Des données de suivi de vol révélées par Reuters ce lundi 22 décembre mettent en lumière une intensification des opérations de renseignement américaines au-dessus du Nigeria. Depuis fin novembre, un appareil affrété par le Pentagone survole quotidiennement l’espace aérien nigérian, alimentant les spéculations sur les intentions réelles de l’administration Trump.
L’appareil, un Gulfstream V modifié pour les missions de renseignement, est opéré par la société américaine Tenax Aerospace, spécialisée dans les contrats militaires. Décollant généralement d’Accra, au Ghana, il survole le territoire nigérian avant d’y revenir. Ce dispositif aérien déployé fin novembre, marque la reprise des activités de surveillance américaines en Afrique de l’Ouest.
Le contexte : tensions diplomatiques et menaces
Ces vols interviennent dans un climat politique tendu. Le 1er novembre, Donald Trump a menacé le Nigeria d’une intervention militaire, accusant le gouvernement de « tolérer le massacre de chrétiens ». Sur Truth Social, il a promis de « pulvériser les terroristes islamistes ». Son ministre de la Défense, Pete Hegseth, a confirmé que le Pentagone « se prépare à passer à l’action ». Ces déclarations ont été vivement critiquées à Abuja, où les autorités rejettent l’idée d’un « génocide chrétien ».
Selon un ancien responsable américain, la mission ferait partie d’un redéploiement plus large d’actifs de renseignement dans la région, notamment après le retrait des forces américaines du Niger en 2024. Officiellement, les vols viseraient à localiser Kevin Rideout, un pilote missionnaire américain enlevé à Niamey le 21 octobre, et à surveiller les groupes jihadistes comme Boko Haram et l’État islamique en Afrique de l’Ouest.
Les autorités américaines affirment parallèlement vouloir « aider le Nigeria à lutter contre les violences religieuses et le terrorisme ».
Une recomposition du dispositif régional
Pour Liam Karr, spécialiste de l’Afrique au think tank American Enterprise Institute, ce regain d’activité aérienne montre que Washington reconstitue son réseau de renseignement dans la région sahélienne. Après la fermeture forcée de la base américaine d’Agadez au Niger et la montée en influence de la Russie, les États-Unis cherchent manifestement à maintenir une présence stratégique en Afrique de l’Ouest via le Ghana et, de fait, au-dessus du Nigeria.
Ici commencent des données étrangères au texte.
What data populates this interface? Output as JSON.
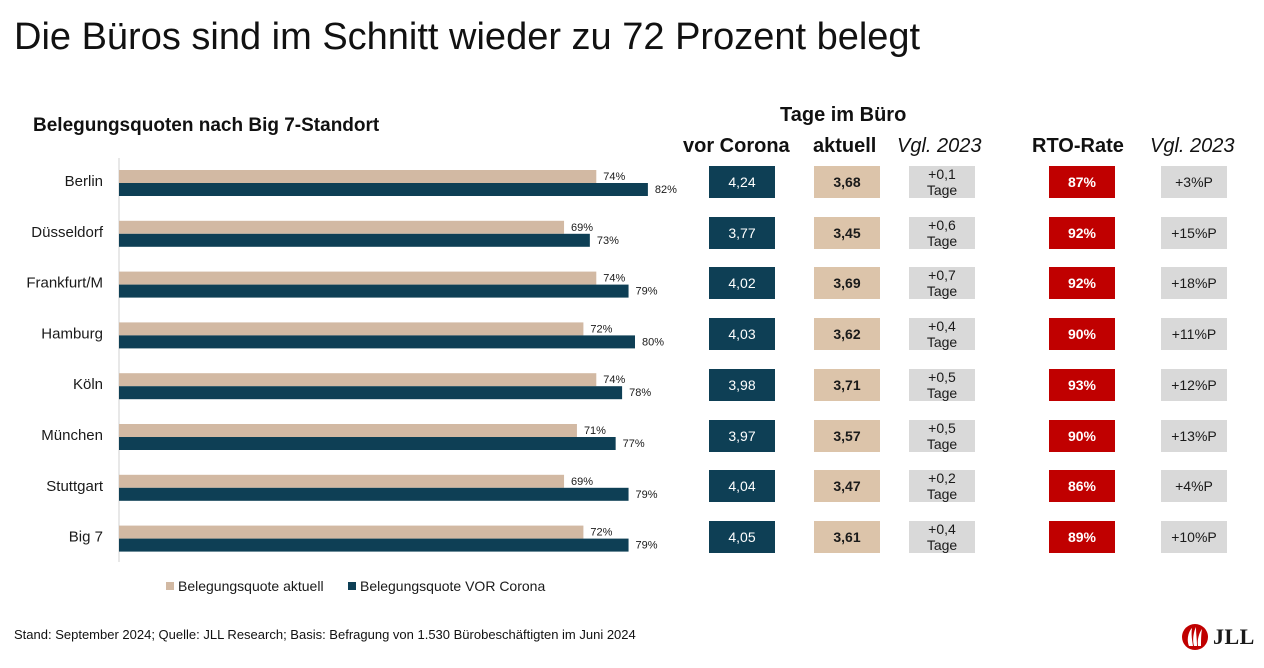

Une intervention américaine plausible ?
Si la Maison-Blanche a demandé au Pentagone de planifier une « action rapide » en cas d’aggravation de la situation, plusieurs analystes appellent à la prudence. Le Nigeria reste un allié stratégique de Washington et un acteur clé de la lutte régionale contre le terrorisme. Le président nigérian Bola Tinubu a rappelé que « la violence touche toutes les communautés » et rejeté toute accusation de persécution religieuse.
Le Nigeria traverse pourtant une période de forte instabilité. Tinubu a proclamé l’état d’urgence sécuritaire en novembre, après une succession d’attaques meurtrières et l’enlèvement de plus de 300 écoliers dans le nord du pays. Les menaces américaines pourraient avoir exacerbé la situation. Ainsi, depuis les déclarations de Trump, les groupes armés multiplient les attaques contre les églises. Selon La Nouvelle Tribune, ils espérent ainsi donner une visibilité internationale à leurs actions.
Entre dissuasion politique, recherche d’un otage et collecte de renseignement, la frontière reste floue. Le Pentagone se dit engagé dans un dialogue constructif avec Abuja, tout en refusant de commenter ses opérations.